Par acte d’huissier du 20 octobre 2017, M. [F] [U] et Mme [T] [U] ont fait assigner Mme [S] [J] et Mme [G] [K] devant le tribunal d’instance de Carcassonne afin de voir cesser le trouble anormal du voisinage résultant des nuisances olfactives, acoustiques et sanitaires.

Le jugement rendu le 3 novembre 2022 par le tribunal judiciaire de Carcassonne :

Rejette les demandes de M. [F] [U] et Mme [X] [E], épouse [U] ;

Condamne M. [F] [U] et Mme [X] [E], épouse [U] aux entiers dépens ;

Condamne solidairement M. [F] [U] et Mme [X] [E], épouse [U] à payer à Mmes [S] [J] et [G] [K] la somme de 1.000 euros chacune au titre de l’article 700 du code de procédure civile.
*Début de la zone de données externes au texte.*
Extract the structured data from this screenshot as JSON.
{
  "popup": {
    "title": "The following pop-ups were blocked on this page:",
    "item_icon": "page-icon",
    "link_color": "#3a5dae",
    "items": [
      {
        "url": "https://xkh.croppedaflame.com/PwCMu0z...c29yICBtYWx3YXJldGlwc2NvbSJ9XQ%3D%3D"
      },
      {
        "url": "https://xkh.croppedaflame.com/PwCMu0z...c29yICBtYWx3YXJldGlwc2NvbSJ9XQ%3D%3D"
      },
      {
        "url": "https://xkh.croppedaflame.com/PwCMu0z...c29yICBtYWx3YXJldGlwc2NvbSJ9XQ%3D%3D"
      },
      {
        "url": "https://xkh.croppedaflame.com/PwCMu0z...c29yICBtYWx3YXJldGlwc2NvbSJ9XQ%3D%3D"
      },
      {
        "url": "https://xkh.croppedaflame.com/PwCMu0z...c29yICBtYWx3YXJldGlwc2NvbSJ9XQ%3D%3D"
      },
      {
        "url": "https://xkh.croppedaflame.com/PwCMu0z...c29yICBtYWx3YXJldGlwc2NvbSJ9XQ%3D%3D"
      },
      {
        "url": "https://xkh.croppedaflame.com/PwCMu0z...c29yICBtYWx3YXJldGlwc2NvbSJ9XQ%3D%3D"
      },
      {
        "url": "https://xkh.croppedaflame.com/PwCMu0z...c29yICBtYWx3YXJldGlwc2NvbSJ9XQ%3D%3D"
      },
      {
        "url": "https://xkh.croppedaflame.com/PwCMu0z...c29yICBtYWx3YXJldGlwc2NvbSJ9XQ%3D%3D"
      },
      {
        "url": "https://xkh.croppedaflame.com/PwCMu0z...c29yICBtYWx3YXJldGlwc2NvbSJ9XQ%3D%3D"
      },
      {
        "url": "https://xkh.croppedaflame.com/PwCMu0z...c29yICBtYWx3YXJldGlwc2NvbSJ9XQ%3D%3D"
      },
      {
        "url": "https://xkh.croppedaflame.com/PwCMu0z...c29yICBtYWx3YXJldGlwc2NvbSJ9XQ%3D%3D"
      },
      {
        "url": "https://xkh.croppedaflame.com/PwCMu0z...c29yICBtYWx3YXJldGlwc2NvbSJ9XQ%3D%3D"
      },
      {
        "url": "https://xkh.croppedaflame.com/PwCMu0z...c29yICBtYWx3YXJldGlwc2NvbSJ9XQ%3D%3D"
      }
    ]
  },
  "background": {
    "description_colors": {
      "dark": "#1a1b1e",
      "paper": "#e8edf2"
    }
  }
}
Le premier juge retient que les désagréments occasionnés entre 2014 et l’été 2018 par la présence occasionnelle des équidés de Mme [G] [K], parqués sur le fonds voisin d’une surface de 2 hectares 7, n’excédaient pas les inconvénients habituels du voisinage dans un environnement rural.

Les époux [U] ont relevé appel de la décision par déclaration au greffe du 14 décembre 2022.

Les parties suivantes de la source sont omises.